For derivatives traders, this divergence suggests that selling EUR/USD call options with strike prices near 1.1700 could be a prudent short-term strategy to capitalize on the dollar’s strength. Implied volatility on the pair has risen to nearly 8.5% ahead of upcoming Fed speeches, up from an average of 6% in the last quarter of 2025, making option premiums more attractive. This indicates the market is pricing in a higher probability of sharp moves.
The broader market anxiety is visible with Gold holding near its record high of $4,640 per ounce, driven by the same geopolitical tensions we saw flare up in late 2025. This sustained risk-off sentiment suggests that buying protective put options on major equity indices remains a sensible hedge against potential downturns. The VIX index, a key measure of market fear, has been trending up from its 2025 lows, currently sitting just above 18.
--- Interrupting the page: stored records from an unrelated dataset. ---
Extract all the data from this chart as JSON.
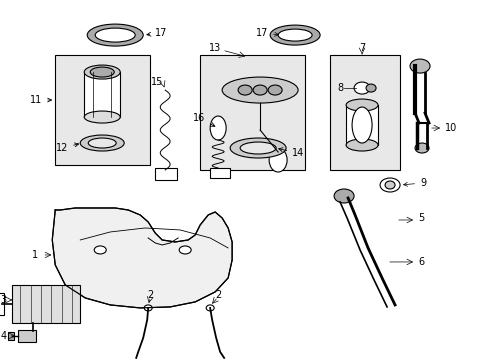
{
  "bg_color": "#ffffff",
  "line_color": "#000000",
  "box_fill": "#e8e8e8"
}
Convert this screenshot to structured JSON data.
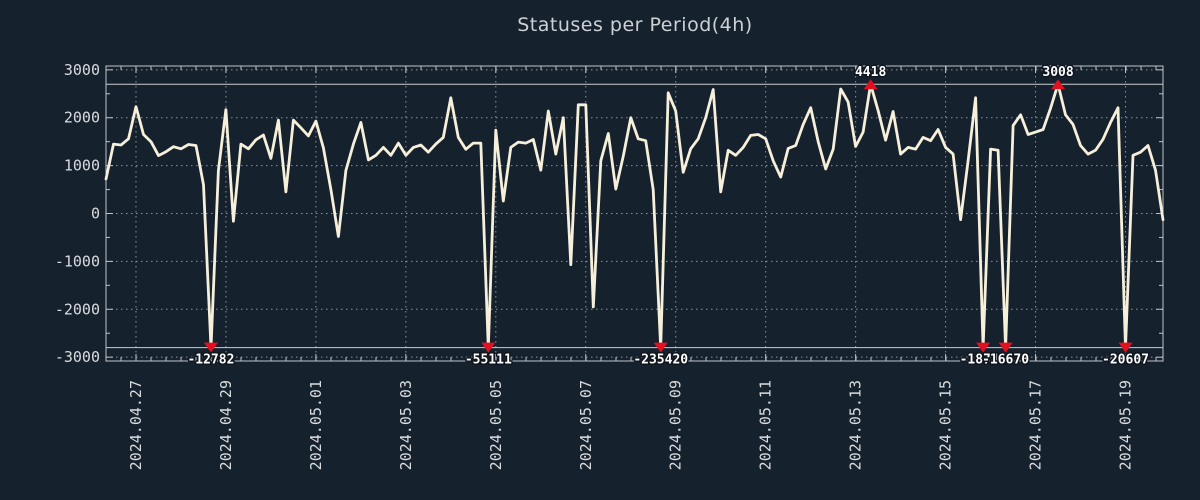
{
  "title": "Statuses per Period(4h)",
  "colors": {
    "background": "#16212e",
    "line": "#f6efda",
    "marker": "#e3101f",
    "grid": "#98a0a8",
    "frame": "#c0c4c8",
    "clip_line": "#c9cdd1",
    "tick_text": "#d9dcdf",
    "title_text": "#ccd1d6",
    "annotation_text": "#ffffff"
  },
  "chart_data": {
    "type": "line",
    "title": "Statuses per Period(4h)",
    "xlabel": "",
    "ylabel": "",
    "x_start": "2024-04-26 08:00",
    "x_interval_hours": 4,
    "ylim": [
      -3000,
      3000
    ],
    "grid": true,
    "legend": false,
    "clip_high": 2700,
    "clip_low": -2800,
    "y_ticks": [
      {
        "v": 3000,
        "label": "3000"
      },
      {
        "v": 2000,
        "label": "2000"
      },
      {
        "v": 1000,
        "label": "1000"
      },
      {
        "v": 0,
        "label": "0"
      },
      {
        "v": -1000,
        "label": "-1000"
      },
      {
        "v": -2000,
        "label": "-2000"
      },
      {
        "v": -3000,
        "label": "-3000"
      }
    ],
    "x_ticks": [
      {
        "index": 4,
        "label": "2024.04.27"
      },
      {
        "index": 16,
        "label": "2024.04.29"
      },
      {
        "index": 28,
        "label": "2024.05.01"
      },
      {
        "index": 40,
        "label": "2024.05.03"
      },
      {
        "index": 52,
        "label": "2024.05.05"
      },
      {
        "index": 64,
        "label": "2024.05.07"
      },
      {
        "index": 76,
        "label": "2024.05.09"
      },
      {
        "index": 88,
        "label": "2024.05.11"
      },
      {
        "index": 100,
        "label": "2024.05.13"
      },
      {
        "index": 112,
        "label": "2024.05.15"
      },
      {
        "index": 124,
        "label": "2024.05.17"
      },
      {
        "index": 136,
        "label": "2024.05.19"
      }
    ],
    "annotations": [
      {
        "index": 14,
        "value": -12782,
        "label": "-12782",
        "direction": "down"
      },
      {
        "index": 51,
        "value": -55111,
        "label": "-55111",
        "direction": "down"
      },
      {
        "index": 74,
        "value": -235420,
        "label": "-235420",
        "direction": "down"
      },
      {
        "index": 102,
        "value": 4418,
        "label": "4418",
        "direction": "up"
      },
      {
        "index": 117,
        "value": -18748,
        "label": "-18748",
        "direction": "down"
      },
      {
        "index": 120,
        "value": -16670,
        "label": "-16670",
        "direction": "down"
      },
      {
        "index": 127,
        "value": 3008,
        "label": "3008",
        "direction": "up"
      },
      {
        "index": 136,
        "value": -20607,
        "label": "-20607",
        "direction": "down"
      }
    ],
    "values": [
      720,
      1450,
      1430,
      1560,
      2230,
      1650,
      1500,
      1210,
      1290,
      1395,
      1350,
      1440,
      1420,
      600,
      -12782,
      900,
      2170,
      -160,
      1450,
      1350,
      1540,
      1640,
      1150,
      1950,
      450,
      1950,
      1790,
      1620,
      1930,
      1370,
      500,
      -480,
      900,
      1450,
      1900,
      1120,
      1215,
      1380,
      1215,
      1470,
      1215,
      1380,
      1430,
      1280,
      1450,
      1590,
      2415,
      1590,
      1340,
      1470,
      1470,
      -55111,
      1740,
      260,
      1380,
      1490,
      1470,
      1545,
      905,
      2140,
      1240,
      2000,
      -1070,
      2270,
      2270,
      -1950,
      1100,
      1670,
      510,
      1200,
      2000,
      1560,
      1520,
      500,
      -235420,
      2520,
      2140,
      860,
      1350,
      1560,
      2000,
      2590,
      450,
      1320,
      1215,
      1380,
      1630,
      1650,
      1560,
      1100,
      760,
      1360,
      1420,
      1860,
      2210,
      1500,
      930,
      1345,
      2600,
      2330,
      1400,
      1700,
      4418,
      2150,
      1530,
      2130,
      1240,
      1380,
      1345,
      1590,
      1520,
      1755,
      1380,
      1240,
      -130,
      1100,
      2415,
      -18748,
      1345,
      1320,
      -16670,
      1835,
      2060,
      1650,
      1700,
      1755,
      2200,
      3008,
      2060,
      1860,
      1420,
      1240,
      1320,
      1550,
      1900,
      2210,
      -20607,
      1215,
      1280,
      1420,
      905,
      -130
    ]
  }
}
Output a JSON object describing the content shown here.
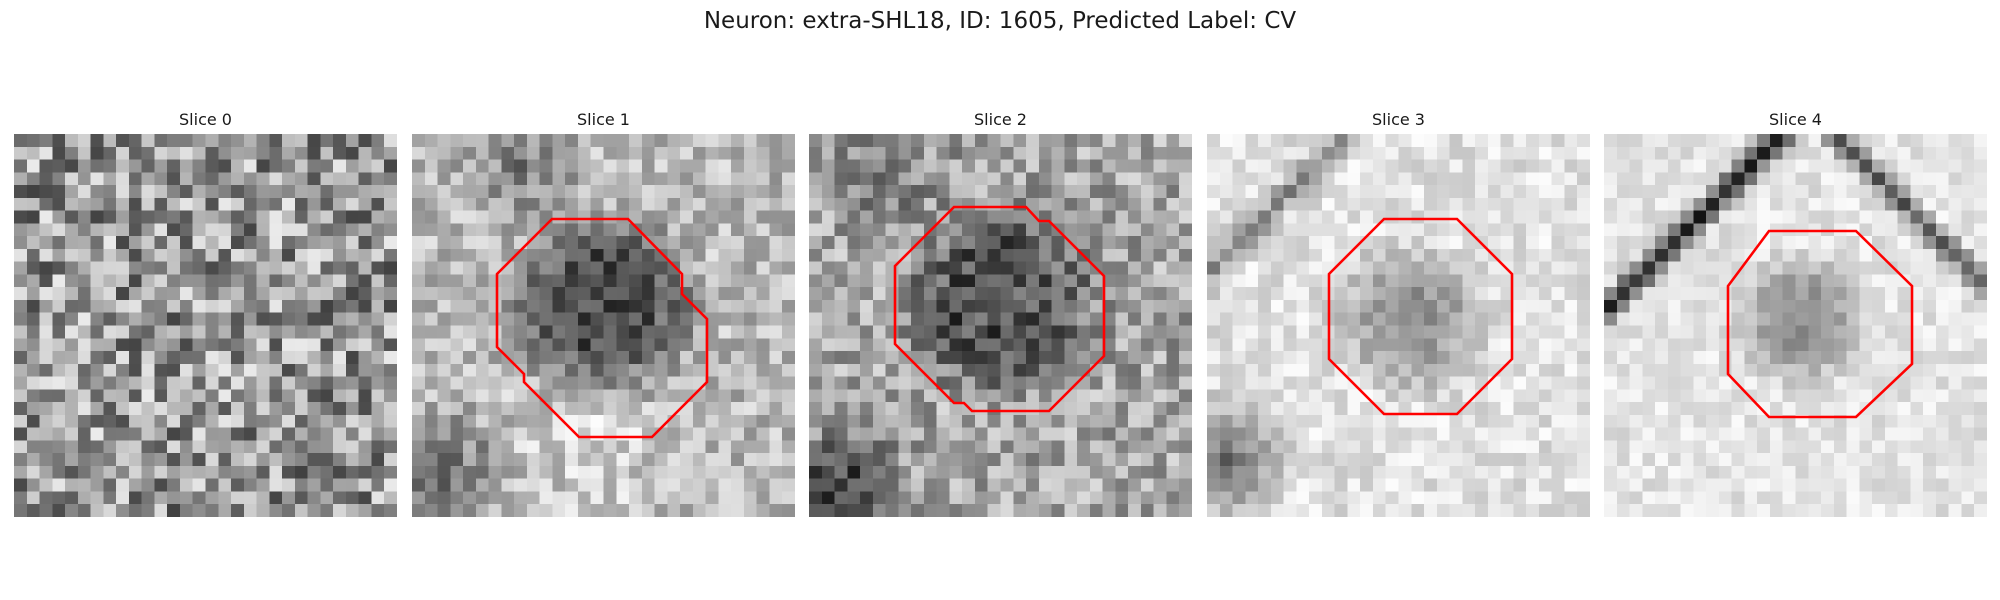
{
  "figure": {
    "title": "Neuron: extra-SHL18, ID: 1605, Predicted Label: CV"
  },
  "slices": [
    {
      "title": "Slice 0",
      "has_contour": false
    },
    {
      "title": "Slice 1",
      "has_contour": true
    },
    {
      "title": "Slice 2",
      "has_contour": true
    },
    {
      "title": "Slice 3",
      "has_contour": true
    },
    {
      "title": "Slice 4",
      "has_contour": true
    }
  ],
  "contour_color": "#ff0000",
  "colormap": "gray"
}
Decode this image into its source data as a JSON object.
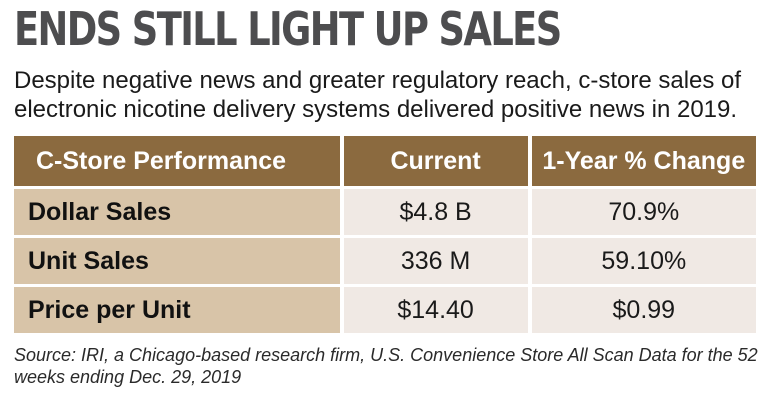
{
  "title": "ENDS STILL LIGHT UP SALES",
  "subtitle": "Despite negative news and greater regulatory reach, c-store sales of electronic nicotine delivery systems delivered positive news in 2019.",
  "colors": {
    "header_bg": "#8b6a3f",
    "label_bg": "#d8c4a8",
    "value_bg": "#f0e9e4",
    "title_color": "#4d4d4f"
  },
  "chart_data": {
    "type": "table",
    "columns": [
      "C-Store Performance",
      "Current",
      "1-Year % Change"
    ],
    "rows": [
      [
        "Dollar Sales",
        "$4.8 B",
        "70.9%"
      ],
      [
        "Unit Sales",
        "336 M",
        "59.10%"
      ],
      [
        "Price per Unit",
        "$14.40",
        "$0.99"
      ]
    ]
  },
  "source": "Source: IRI, a Chicago-based research firm, U.S. Convenience Store All Scan Data for the 52 weeks ending Dec. 29, 2019"
}
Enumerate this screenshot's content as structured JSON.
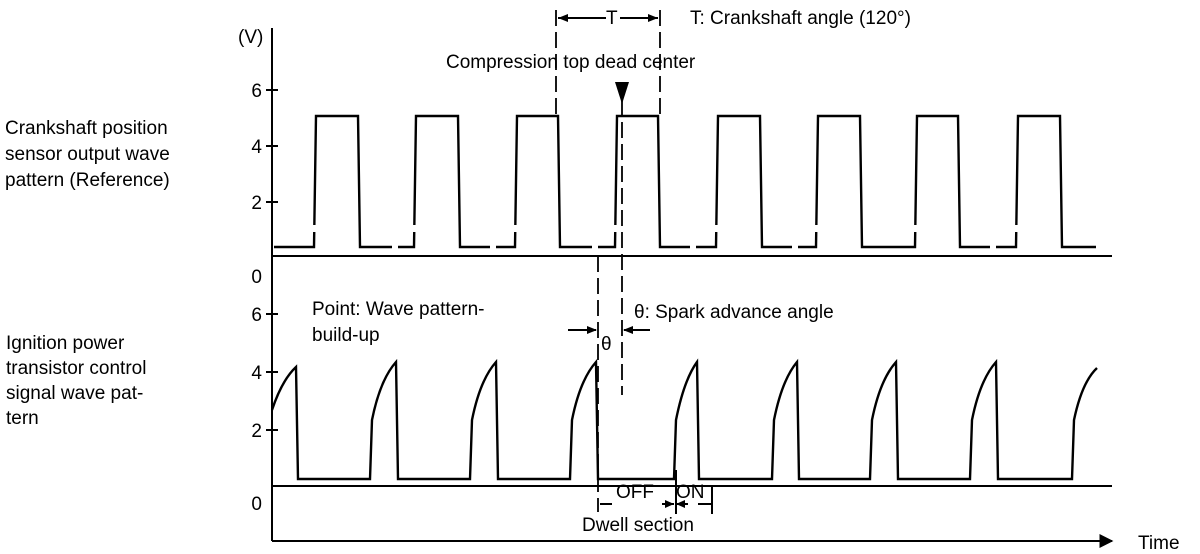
{
  "axes": {
    "unit": "(V)",
    "time_label": "Time",
    "top_ticks": [
      "6",
      "4",
      "2",
      "0"
    ],
    "bottom_ticks": [
      "6",
      "4",
      "2",
      "0"
    ]
  },
  "labels": {
    "period_symbol": "T",
    "period_legend": "T: Crankshaft angle (120°)",
    "tdc": "Compression top dead center",
    "point_line1": "Point: Wave pattern-",
    "point_line2": "build-up",
    "theta_symbol": "θ",
    "theta_legend": "θ: Spark advance angle",
    "off": "OFF",
    "on": "ON",
    "dwell": "Dwell section"
  },
  "signals": {
    "crankshaft": [
      "Crankshaft position",
      "sensor output wave",
      "pattern (Reference)"
    ],
    "ignition": [
      "Ignition power",
      "transistor control",
      "signal wave pat-",
      "tern"
    ]
  },
  "waveforms": {
    "crankshaft_sensor": {
      "high_v": 5,
      "low_v": 0.4,
      "pulse_count": 8,
      "shape": "square"
    },
    "ignition_control": {
      "high_v": 4.2,
      "low_v": 0.3,
      "pulse_count": 8,
      "shape": "ramp-up then drop"
    }
  }
}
Meanwhile, the British Pound holding above 1.3400 against the dollar presents a more nuanced picture, supported by the UK’s own stronger-than-expected GDP growth. Looking back, this is a significant turnaround from the near-recessionary environment of early 2025. Traders could consider volatility plays like strangles on GBP/USD, positioning for a potential breakout if the Bank of England’s policy path continues to diverge from the Fed’s.